Martin: Okay, was this kind of equity investment or was it a grant?

Steven: Yes, so we gave away 14% equity for 30,000 which on the face of it, it’s quite cheap but at the same time, Satago then was an idea in my head.

Martin: Yeah.

Steven: A Power Point and a video of me sitting in my kitchen floor describing what Satago is, so I didn’t have justification to have a valuation much higher than that.

Martin: True, the same time you find the co-founder, what advise can you give first time entrepreneurs who are maybe not technical, to find a technical co-founder.

Steven: So I’ve got a lot of people asking me that, because I have written a couple of blog posts about it which did quite well, so it’s worth looking at my blog, if you can find it. But I can only say what worked for me and you’ve got to have unfair advantages, and I had several things which made me stand out beyond the crowd. You could argue, some of them weren’t necessarily good things, but they worked. I had the MBA, I had worked for Rocket Internet and I had raised money on Seedrs, I had built a prototype and I had gotten to the final of Seed Camp. So the way I actually found Adam was on a start-up job board, WorkInStartups.com and my title on the job advertisement was Seed Camp finalists looking for technical co-founder.

So that’s an immediate filter, is that they can look at that and say well if it’s good enough for Seed Camp, to at least be a finalist, it’s not just some random business guy with his stupid idea for some social network thing. So you need to differentiate, you need to prove you can do things even when you’re on your own.

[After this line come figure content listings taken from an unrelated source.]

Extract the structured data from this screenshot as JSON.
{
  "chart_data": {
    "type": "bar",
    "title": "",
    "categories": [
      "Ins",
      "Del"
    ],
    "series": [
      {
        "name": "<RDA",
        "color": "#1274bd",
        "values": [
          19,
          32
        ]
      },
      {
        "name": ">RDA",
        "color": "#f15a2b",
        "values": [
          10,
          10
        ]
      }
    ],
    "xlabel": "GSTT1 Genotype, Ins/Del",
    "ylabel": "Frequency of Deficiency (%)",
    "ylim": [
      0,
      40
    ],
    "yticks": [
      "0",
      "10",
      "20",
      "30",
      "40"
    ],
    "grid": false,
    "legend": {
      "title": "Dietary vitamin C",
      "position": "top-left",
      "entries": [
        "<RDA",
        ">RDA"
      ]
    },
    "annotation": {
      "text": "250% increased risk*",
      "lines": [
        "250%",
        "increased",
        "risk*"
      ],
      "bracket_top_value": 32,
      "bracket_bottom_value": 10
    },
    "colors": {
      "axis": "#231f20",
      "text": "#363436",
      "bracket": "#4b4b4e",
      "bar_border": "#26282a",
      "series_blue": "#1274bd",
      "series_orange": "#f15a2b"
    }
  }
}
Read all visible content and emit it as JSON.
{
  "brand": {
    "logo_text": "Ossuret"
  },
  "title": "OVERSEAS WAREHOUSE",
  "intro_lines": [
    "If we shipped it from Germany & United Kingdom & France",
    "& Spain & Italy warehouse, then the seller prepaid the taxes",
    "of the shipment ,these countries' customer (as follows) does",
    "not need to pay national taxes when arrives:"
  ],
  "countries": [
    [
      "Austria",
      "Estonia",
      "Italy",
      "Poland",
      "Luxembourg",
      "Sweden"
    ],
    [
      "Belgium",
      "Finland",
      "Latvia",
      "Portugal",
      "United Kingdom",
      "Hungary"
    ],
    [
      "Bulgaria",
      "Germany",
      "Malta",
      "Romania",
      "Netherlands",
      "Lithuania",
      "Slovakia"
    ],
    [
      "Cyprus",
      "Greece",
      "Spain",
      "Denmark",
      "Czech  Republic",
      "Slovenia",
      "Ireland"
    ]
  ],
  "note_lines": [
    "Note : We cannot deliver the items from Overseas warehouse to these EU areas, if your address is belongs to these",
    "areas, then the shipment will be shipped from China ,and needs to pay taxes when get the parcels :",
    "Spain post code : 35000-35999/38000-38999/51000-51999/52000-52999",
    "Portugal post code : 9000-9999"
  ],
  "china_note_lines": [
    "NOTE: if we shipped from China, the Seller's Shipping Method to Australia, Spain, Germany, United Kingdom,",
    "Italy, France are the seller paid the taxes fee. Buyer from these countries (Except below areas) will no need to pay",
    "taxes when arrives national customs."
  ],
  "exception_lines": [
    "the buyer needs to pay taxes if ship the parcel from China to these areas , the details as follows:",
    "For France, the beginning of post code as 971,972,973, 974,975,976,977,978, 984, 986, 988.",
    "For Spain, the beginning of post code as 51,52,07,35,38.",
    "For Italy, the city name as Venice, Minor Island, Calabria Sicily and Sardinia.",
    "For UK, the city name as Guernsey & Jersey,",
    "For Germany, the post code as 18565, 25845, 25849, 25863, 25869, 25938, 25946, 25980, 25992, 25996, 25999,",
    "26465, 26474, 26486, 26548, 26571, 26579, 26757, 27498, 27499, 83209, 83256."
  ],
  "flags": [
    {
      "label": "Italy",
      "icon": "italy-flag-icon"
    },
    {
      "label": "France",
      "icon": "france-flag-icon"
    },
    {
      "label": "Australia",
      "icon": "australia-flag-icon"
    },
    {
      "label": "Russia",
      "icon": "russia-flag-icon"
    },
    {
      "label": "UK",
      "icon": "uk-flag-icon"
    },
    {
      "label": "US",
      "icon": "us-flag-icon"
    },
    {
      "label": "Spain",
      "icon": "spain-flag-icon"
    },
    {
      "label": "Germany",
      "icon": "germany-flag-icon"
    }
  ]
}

So even though I’m not a developer, I was able to build a prototype using prototyping wire framing software called HotGloo. Now HotGloo is made for building wire frames, if you bother investigating enough, you can actually make a pretty interactive wire frame and you can build your super MVP there.

Martin: Yeah.

Steven: Now if you can do those things and prove you’re more than just the guy who goes, “hey I’ve got an idea,” everything you can do, just takes you a step beyond. If you can do that, if you can raise a little bit of money on Seedrs, enough to kind of build MVP, even if it’s just like the designs, not even the actual working model and anything you can do to take you beyond the guy with the idea makes you more attractive and then after that, it’s just about using your networks as much as possible.

So when I was reaching out through LinkedIn, I was speaking to friends, I was going to any events I could, the problem is when you ask other technical people if they know anybody that would join a start-up, they would pretty much say to you, yeah you’re about the third person to ask me that this month.

So there is no getting around supply and demand. Good technical people who could be co-founder level are in short supply.

Martin: And the MVP that you built before you met your co-founder, was it only like wire frames or did you also had some back-end?

Steven: No, because the MVP that I built before I met Adam was fully functioning, because I’d raised the money on Seedrs already, I had been working on it about for 8 months already and the first design was done – the back-end worked, it was a different model because we pivoted a little bit but it worked properly, you can go in there and you can use it and thats…

Martin: Did you hire some coders?

Steven: Yeah, so I was very lucky and I basically used a contract developer – a contract development agency. Now, you hear a lot of horror stories about the business guy that uses an outsourced contract development agency. I was lucky that the guys that I picked had already built an e-commerce company website for a friend of mine which had been very successful. It’s one of the biggest online second-hand book-sellers in North America, so I trusted that they would be good and yeah, it sorted out very well.